Глава 1. 171-й год.
До сих пор трудно вспоминать всё, что было. Теперь вспоминаешь то, что было много лет назад, и словно живёшь заново, снова слышишь те же самые звуки, которые слышал тогда, видишь то же, что видел тогда, и всё это кажется реальным до боли, до хруста костей сжатых кулаков.
Когда открываешь глаза, всё кажется вокруг призрачным — и серая, тёмная вода реки, крик чайки, белым крылом разрезающей опускающийся туман, и сырость мокрых камней сквозь подошвы ботинок, холод бетонной стены за спиной, и едва слышный шелест наползающей на берег свинцовой волны.
Память — безжалостный хирург.

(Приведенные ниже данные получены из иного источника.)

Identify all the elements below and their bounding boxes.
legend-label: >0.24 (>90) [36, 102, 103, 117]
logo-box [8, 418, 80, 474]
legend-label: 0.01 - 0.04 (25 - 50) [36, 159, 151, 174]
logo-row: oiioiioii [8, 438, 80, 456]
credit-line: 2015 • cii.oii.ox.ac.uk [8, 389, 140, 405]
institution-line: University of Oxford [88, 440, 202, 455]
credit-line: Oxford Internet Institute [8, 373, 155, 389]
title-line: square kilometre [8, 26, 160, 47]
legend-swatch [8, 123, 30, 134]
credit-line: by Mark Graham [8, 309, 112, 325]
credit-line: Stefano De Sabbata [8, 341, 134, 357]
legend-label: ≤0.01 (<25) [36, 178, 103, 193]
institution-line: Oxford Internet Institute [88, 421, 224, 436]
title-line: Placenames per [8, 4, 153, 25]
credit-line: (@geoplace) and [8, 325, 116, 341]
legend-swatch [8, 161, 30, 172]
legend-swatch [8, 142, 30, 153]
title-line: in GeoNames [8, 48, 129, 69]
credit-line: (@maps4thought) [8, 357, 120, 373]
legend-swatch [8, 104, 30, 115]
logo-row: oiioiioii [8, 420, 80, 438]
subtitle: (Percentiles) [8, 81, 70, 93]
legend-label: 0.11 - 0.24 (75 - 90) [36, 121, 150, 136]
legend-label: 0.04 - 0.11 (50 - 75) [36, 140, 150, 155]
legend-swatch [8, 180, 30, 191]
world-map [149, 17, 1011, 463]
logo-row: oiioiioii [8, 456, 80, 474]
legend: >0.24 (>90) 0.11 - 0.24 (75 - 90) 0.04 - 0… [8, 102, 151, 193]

Только позволишь ей — и она вскроет острым хромированным лезвием скальпеля старые зажившие пласты воспоминаний и будет перебирать их тонкими длинными пальцами — это был хороший день, а это плохой, вот это было неплохо, а это не хочется и вспоминать. Она будет крутить прожитые дни и так и этак, смотреть их на свет, причмокивать губами, осуждая или хваля, и успокоится, разложив всё по полочкам, по привычным местам, похожим на старое кресло-качалку с продавленным сидением и клетчатым пледом в ногах. Она успокоится на время, чтобы ожить от какой-нибудь мелочи, какой-нибудь занозы в памяти — ожившего воспоминания. И так будет всегда.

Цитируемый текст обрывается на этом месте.